As a growing number of chefs put bugs on the menu, Ben Whitford samples his first ‘entomophagic’ meal and talks to the edible-insect entrepreneurs hoping to convert the rest of us to the environmental and nutritional benefits of eating insects….
The other day, at a busy restaurant in the middle of Washington, D.C, I had bugs for lunch. Sitting at a polished table in Oyamel – a high-end Mexican eatery a stone’s throw from the Capitol – I was presented with the house specialty: a fresh corn tortilla cradling a fist-sized heap of glistening chapulines, the roasted grasshoppers prized as a delicacy in the Oaxaca region of Mexico.
Reader, I ate them.
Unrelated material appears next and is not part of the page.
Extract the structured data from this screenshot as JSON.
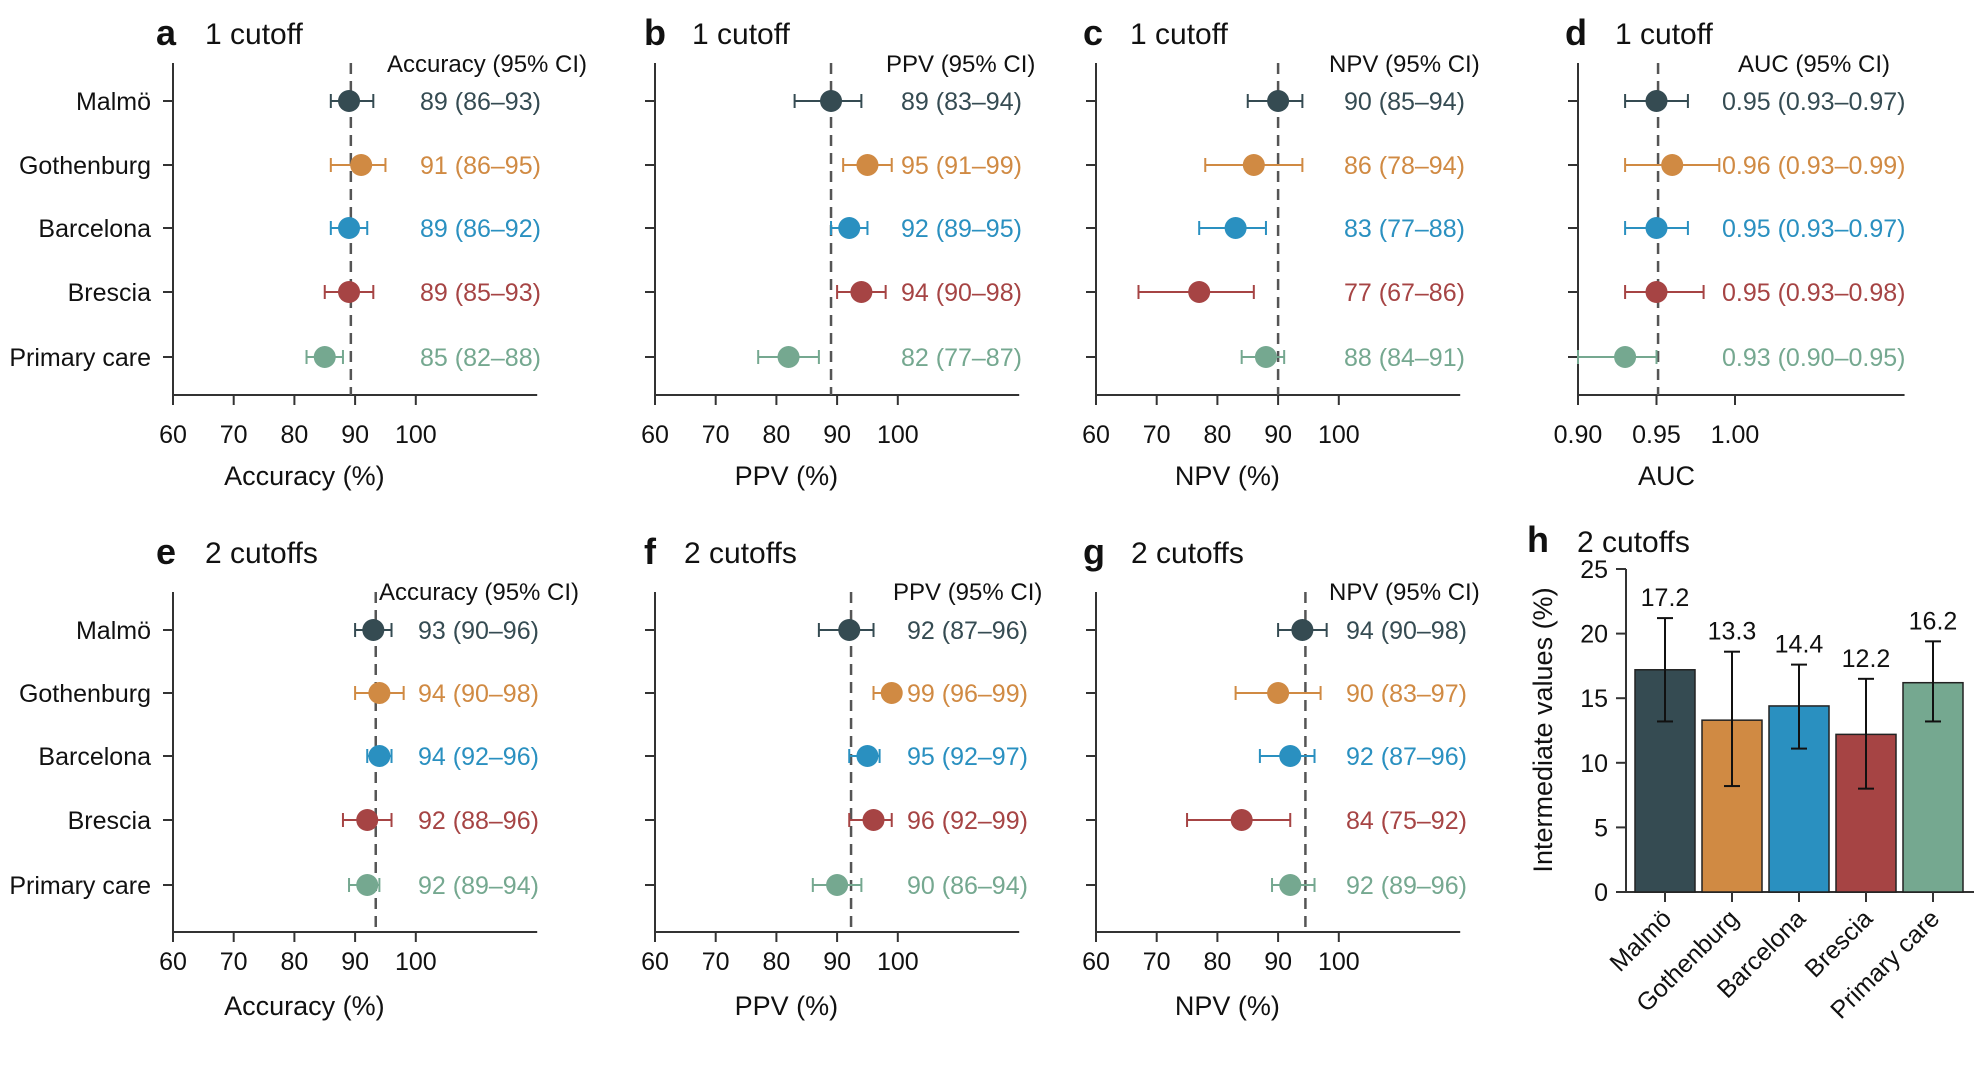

The carapaces were disconcertingly crunchy, but the taste was subtle – mostly chipotle chilli and lime, with a pleasant nuttiness from the grasshoppers themselves. Later, after picking the legs from my teeth, I chatted with Oyamel head chef Colin King, who sells two or three dozen tacos de chapulines a day to curious diners. Many guests first try them on a dare, King said, only to order second and third helpings. “People generally end up liking the flavour,” he adds.
Grasshopper tacos won’t replace crab cakes and steaks as D.C. power-lunch staples, but the dish’s popularity points to the gradual mainstreaming of entomophagy, the practice of eating bugs.